• Review: The new look Neighbourhood

Review: The new look Neighbourhood

30 June 2016 by Neil Sowerby

I’M not a diner given to doggie bags but ‘when in New York’ as they say...and the bulk of the £16-to-share bilberry-topped baked cheesecake just had to leave with us in its cute Neighbourhood branded ‘doggie box’.

We hadn’t given up because it was a heavy end to our meal; in contrast, it was fluffy, creamy and fruity. Not as dense at you’d find in the delis of the real Big Apple – rather than the tribute act version in Spinningfields recently revamped at the cost of a cool million.

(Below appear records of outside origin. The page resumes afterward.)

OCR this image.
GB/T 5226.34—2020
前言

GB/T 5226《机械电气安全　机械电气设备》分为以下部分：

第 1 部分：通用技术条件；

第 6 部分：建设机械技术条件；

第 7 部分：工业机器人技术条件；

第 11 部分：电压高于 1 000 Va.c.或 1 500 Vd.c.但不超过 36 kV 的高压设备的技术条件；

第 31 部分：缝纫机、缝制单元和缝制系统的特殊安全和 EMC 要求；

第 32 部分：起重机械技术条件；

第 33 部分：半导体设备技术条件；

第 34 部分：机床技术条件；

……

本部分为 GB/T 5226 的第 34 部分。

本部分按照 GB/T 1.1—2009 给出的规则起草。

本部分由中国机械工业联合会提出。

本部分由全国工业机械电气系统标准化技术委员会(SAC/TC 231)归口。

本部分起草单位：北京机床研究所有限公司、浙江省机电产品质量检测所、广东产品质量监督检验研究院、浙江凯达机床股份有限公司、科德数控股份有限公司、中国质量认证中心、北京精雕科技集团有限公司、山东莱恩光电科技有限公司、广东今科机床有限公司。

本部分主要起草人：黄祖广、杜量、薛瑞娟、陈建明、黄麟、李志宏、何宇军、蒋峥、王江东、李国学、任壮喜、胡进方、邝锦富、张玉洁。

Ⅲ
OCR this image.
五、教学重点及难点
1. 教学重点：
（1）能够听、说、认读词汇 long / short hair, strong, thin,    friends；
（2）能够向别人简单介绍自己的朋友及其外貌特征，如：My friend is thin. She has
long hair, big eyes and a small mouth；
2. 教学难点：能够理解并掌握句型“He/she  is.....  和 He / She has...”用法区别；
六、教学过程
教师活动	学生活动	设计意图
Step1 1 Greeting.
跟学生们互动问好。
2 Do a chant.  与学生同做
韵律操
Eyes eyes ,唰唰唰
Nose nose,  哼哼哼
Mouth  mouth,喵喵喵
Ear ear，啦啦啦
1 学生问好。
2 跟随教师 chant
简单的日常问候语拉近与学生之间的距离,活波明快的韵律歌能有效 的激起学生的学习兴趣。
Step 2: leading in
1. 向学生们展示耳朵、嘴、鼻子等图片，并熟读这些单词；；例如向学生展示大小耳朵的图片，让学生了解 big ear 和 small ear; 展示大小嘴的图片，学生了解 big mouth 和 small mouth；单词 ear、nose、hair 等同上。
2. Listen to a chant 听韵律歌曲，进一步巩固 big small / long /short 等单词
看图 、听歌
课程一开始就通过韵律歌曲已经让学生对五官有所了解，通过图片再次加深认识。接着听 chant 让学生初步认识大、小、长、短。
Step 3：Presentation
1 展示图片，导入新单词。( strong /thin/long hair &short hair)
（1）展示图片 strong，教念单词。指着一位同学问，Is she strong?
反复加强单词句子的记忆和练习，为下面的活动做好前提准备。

TOM is perhaps of the ‘if it ain’t broke don’t fix it’ rather than the ‘time waits for no brand’ persuasion. Open under four years and hugely popular, yet owner James Hitchen obviously felt it needed freshening up. On first close-up I think the bright green upholstery freshener beats the dull pink. A visual dog’s dinner.

And what happened to the neon servicing contract of the bar motto : “The best view of heaven is from hell”, which is lacking letters. It just looks scruffy. All so odd when there’s such attention to detail about the look of the waiting staff from the besuited upper echelons down to the white blouse, pale blue jeans uniform of the foot soldiers.

‘The Best view etc’ is a great line – the title of an ex-soldier turned photographer’s controversial exhibition unveiling the Afghan police’s opium habits and sexual orientation. There is then a thinking hat behind Neighbourhood, taking it way beyond the realms of middle of the road American-inspired diners, though I take issue with their website boast that they have been “central to the explosion of the restaurant and bar scene in Manchester since opening in November 2012.”

The aim is all-day brasserie in the middle price band. The only real New York vibe to the food is the eclectic cherrypicking of cuisines. This usually falls down in the statrers and it does here with my usual response – do get the oil hotter when you cook the batter.

Compare the flabby, claggy £8.50 trio of tempura prawns on their underpowered wasabi mayo with the real, crisp deal at Umezushi, Yuzu or even (Japanese nous aside) Cottonopolis.

Native lobster is the boast among the grills, so I suppose the same applies to the crustacean in the tacos (£10). You wouldn’t believe it. In a similar limp coating of batter, each piece sitting on a pale avocado mayo-smudged disc. Ahi Tuna sashimi (£9) was better with pretty garnish of daikon spirals and bitter micro-leaves.

Having chosen a gorgeous bottle of La Marimorena Albarino (£41), all melon and peach, creamy but with a slash of refreshing acidity, we stayed with fish for mains and weren’t disappointed.

OK, the large thin slices of chorizo roofing my companion’s roast cod (£16.50) sent out the wrong signals, the ‘cassoulet’ of beans erred towards salty, but compensation came from accompanying padrón peppers. The tranche of flaky cod itself was just terrific, as was my equally generous fillet of grilled halibut (£17.50). Strewn with raw fennel and fresh orange pieces, this avoided its capacity for dryness. Crab was apparently also present among the crushed potatoes but it passed me by.

Then it was that cheesecake and good coffee, while around us folk were supping bottles of Ruinart and getting pleasantly raucous. Despite my reservations about the food offering, it all felt more like heaven than hell. 

Neighbourhood, The Avenue North, Spinningfields, Manchester M3 3BT. 0161 832 6334.